A lot of their conversations have ended like that, lately. Maybe a few years ago Akito would’ve pushed harder for an answer, trying desperately to understand this person who’s so different from him, but it doesn’t seem all that necessary now.
The first day they met, Akito couldn’t make sense of the boy with so much determination in his eyes and hesitation written across every other feature, or the hands that sat firmly in his lap, never thinking to reach out.
It’s so much different now. Maybe Akito was the one who helped Toya up from the ground, but it’s by Toya’s own effort that he’s able to smile and laugh the way he does now, and seeing that might be the thing Akito loves most about him.
Even in a universe where Toya doesn’t love him back, even in a universe where they only cross paths for the briefest of moments, Akito thinks he’d still feel the same. As long as they get the chance to meet each other, then Akito would love him, because love is a lot of things.
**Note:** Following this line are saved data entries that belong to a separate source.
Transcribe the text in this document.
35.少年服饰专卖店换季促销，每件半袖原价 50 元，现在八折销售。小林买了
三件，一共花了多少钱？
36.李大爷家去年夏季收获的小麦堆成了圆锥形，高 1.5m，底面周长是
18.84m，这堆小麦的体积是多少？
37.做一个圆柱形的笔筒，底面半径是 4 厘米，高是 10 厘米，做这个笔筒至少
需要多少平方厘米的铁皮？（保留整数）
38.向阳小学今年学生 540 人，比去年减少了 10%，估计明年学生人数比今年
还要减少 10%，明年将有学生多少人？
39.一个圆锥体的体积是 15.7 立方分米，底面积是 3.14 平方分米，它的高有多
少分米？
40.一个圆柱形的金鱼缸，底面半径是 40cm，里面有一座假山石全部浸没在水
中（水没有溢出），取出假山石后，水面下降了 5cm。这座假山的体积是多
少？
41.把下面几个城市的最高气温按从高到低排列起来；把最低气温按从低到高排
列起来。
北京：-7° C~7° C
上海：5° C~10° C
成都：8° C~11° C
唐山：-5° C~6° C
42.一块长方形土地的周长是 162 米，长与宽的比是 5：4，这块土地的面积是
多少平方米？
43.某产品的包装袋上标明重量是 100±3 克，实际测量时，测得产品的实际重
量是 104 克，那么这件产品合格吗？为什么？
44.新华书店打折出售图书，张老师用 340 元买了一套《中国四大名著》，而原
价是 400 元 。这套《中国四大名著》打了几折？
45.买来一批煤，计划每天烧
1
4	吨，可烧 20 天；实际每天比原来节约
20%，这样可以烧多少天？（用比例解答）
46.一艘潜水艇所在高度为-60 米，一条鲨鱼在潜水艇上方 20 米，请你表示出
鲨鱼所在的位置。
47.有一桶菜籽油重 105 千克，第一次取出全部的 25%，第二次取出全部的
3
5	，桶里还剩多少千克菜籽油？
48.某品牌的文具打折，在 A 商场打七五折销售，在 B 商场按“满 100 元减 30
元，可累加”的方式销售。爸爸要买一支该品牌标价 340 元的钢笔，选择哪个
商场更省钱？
Love is what he felt when Ena would patch up his scrapes and bruises and grass stains every other day, despite her complaints. Love is what he felt when he walked onto Vivid Street and heard music from every corner. Love is what he felt when he first picked up a microphone, and when one microphone turned into two, and two turned into four. Love is what he felt when he stepped on stage and the concerned whispers of years ago turned into roaring, thunderous applause, because he finally, finally understood.
And every time Toya opened up to share a part of himself, every time Toya took back a piece of his life with his own hands, and every time Toya turned to look at him after a successful live with a smile that could rival the stars, Akito understood that was love, too.
Because he sees it now, with the crowd at a fever pitch and what feels like a million spotlights shining in his eyes. It’s there when he grabs Toya’s hand in his own, and the others follow suit as he leads them into a bow -- this, all of this is love, and he couldn’t imagine a single world where he lives without it.